US holders of JLT Shares should note that the Acquisition relates to the shares of an English company and is being made by means of a scheme of arrangement provided for under English company law. An acquisition effected by means of a scheme of arrangement is not subject to the tender offer rules or the proxy solicitation rules under the US Exchange Act. Accordingly, the Acquisition is subject to the disclosure requirements and practices applicable in the United Kingdom to schemes of arrangement which differ from the disclosure requirements of United States tender offer and proxy solicitation rules. If, in the future, MMC BidCo exercises the right to implement the Acquisition by way of an Offer and determines to extend the Offer into the United States, the Acquisition will be made in compliance with applicable United States laws and regulations. Financial information included in this announcement and the Scheme Documentation has been or will have been prepared in accordance with accounting standards applicable in the United Kingdom that may not be comparable to financial information of US companies or companies whose financial statements are prepared in accordance with generally accepted accounting principles in the United States.
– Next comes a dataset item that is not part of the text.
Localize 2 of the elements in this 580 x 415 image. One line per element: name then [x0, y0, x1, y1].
It may be difficult for US holders of JLT Shares to enforce their rights and any claim arising out of the US federal laws, since MMC BidCo and JLT are located in a non-US jurisdiction, and some or all of their officers and directors may be residents of a non-US jurisdiction. US holders of JLT Shares may not be able to sue a non-US company or its officers or directors in a non-US court for violations of the US securities laws. Further, it may be difficult to compel a non-US company and its affiliates to subject themselves to a US court's judgement.
The receipt of cash pursuant to the Acquisition by US holders of JLT Shares as consideration for the transfer of its Scheme Shares pursuant to the Scheme may be a taxable transaction for US federal income tax purposes and under applicable US state and local, as well as foreign and other, tax laws. Each US holder of JLT Shares is urged to consult his independent professional adviser immediately regarding the tax consequences of the Acquisition applicable to him.
Publication on website
A copy of this announcement and the documents required to be published by Rule 26 of the City Code will be made available, subject to certain restrictions relating to persons resident in Restricted Jurisdictions, on MMC's website at www.mmc.com and JLT's website at http://www.jlt.com/investors no later than 12 noon (London time) on the business day following this announcement. For the avoidance of doubt, the contents of these websites are not incorporated by reference and do not form part of this announcement.